After a few weeks of praying and questioning God, a friend from church spoke such wisdom to me. She mentioned when God had given me the scripture (1 Samuel 1:27), maybe He didn’t promise me one son but many sons. I received vast revelation from our conversation. See we were fostering not one son but two sons and we were foster parents. Who knows how many “sons” God would place in our home. God knew what I needed to help me get through my storm of hurt and disbelief.
“E’s” visitations started out quickly but eventually had to be tapered down. “E” suffered from extreme anxiety to the point he started pulling his hair out, having night terrors, and then accidents while he slept. He loved the prospective adoptive family but his heart was struggling. He loved both our families but missed his brothers dearly. He told me over and over again how he hated making decisions. He cried…his heart was torn. I released him from our family, and told him not to worry about hurting us or making us upset.

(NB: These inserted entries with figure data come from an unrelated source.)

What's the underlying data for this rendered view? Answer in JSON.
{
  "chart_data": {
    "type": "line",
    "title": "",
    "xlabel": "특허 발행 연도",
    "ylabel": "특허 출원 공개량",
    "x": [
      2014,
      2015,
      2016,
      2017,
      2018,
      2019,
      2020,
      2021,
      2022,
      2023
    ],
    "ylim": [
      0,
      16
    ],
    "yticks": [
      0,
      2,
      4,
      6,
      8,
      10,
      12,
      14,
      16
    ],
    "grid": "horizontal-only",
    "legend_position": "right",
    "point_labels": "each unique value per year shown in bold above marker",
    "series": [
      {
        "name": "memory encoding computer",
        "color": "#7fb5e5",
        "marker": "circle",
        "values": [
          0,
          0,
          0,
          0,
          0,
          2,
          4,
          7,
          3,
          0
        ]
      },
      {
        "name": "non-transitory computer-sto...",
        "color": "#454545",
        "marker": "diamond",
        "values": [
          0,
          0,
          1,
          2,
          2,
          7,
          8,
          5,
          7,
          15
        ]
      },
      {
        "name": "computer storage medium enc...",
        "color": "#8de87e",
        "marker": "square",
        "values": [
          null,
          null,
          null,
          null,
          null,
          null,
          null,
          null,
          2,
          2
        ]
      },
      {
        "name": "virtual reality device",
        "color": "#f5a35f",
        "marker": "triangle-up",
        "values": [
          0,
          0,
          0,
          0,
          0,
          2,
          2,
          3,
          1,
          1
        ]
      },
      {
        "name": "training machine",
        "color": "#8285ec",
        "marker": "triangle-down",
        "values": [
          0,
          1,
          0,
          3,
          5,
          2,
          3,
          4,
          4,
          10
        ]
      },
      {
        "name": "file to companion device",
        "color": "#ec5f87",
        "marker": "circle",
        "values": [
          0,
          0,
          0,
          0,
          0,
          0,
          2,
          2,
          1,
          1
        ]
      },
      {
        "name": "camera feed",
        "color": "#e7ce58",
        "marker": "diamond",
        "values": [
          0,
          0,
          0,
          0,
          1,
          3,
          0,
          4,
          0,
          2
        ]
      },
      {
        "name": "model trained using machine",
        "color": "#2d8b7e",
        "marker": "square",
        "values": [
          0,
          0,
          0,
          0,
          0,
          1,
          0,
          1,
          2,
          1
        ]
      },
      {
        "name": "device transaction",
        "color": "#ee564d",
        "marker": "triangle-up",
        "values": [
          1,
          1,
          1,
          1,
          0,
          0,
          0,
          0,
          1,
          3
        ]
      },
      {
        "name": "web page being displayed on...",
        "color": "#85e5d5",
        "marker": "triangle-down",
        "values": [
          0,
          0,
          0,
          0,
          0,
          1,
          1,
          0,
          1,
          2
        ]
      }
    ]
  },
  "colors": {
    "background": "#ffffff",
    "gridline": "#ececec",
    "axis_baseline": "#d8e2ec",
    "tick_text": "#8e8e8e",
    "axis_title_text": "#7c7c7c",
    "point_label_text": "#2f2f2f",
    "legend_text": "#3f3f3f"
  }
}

On “E’s” last weekend visitation (we didn’t know this at the time), he came home with a different demeanor. His attitude was different and he had such peace. He was laughing and playing again; joking around with the other kids. I questioned what had changed, but dismissed it. As a mom, I was at peace knowing he was at peace. I figured he had came to grips with the decision he had made about being adopted by the perspective family. I remember that day like it was yesterday. Most the kids were either outside playing or starting our nightly bedtime routine. I was sitting in my chair and “E” came to me and wanted to talk. He smiled and said “I want to stay here. I want to be adopted by THIS family! I want you to be my mom.” I was so shocked! I didn’t even know how to respond. At that moment, I had so many mixed emotions. I was excited but at the same time I felt such empathy for the prospective adoptive family. How would they react, what would DHS say, how would things change, could things change…so many questions.
After that final visit, all visitations came to a halt. God was working in mysterious ways. DHS actually listened to “E’s” voice and gave him a chance to speak his mind. For the first time “E’s” case worker spoke to me about us adopting him and the possibility of separating the siblings. A family group conference was scheduled and we waited.
Now, if you’ve never been apart of a family group conference, its a meeting where everyone that is involved with that specific child comes together and discusses what is in the child’s best interest. We attended the group conference. We devised a plan to keep all the siblings in touch and to schedule play dates. Everyone agreed that separation of siblings would be in the best interest of all the siblings. DHS listened to what we said, made notes, wrote down our plan to keep siblings in touch, and we were dismissed. It would take a few weeks for the decision to be made.
The wait for any kind of news seemed like an eternity! In the middle of August, we received the news…separation of siblings had been granted! We were ecstatic! The perspective adoptive family would be free to adopt “E’s” siblings and we would be free to adopt “E.” I was in awe of how God had moved mountains and how He had worked in mysterious ways!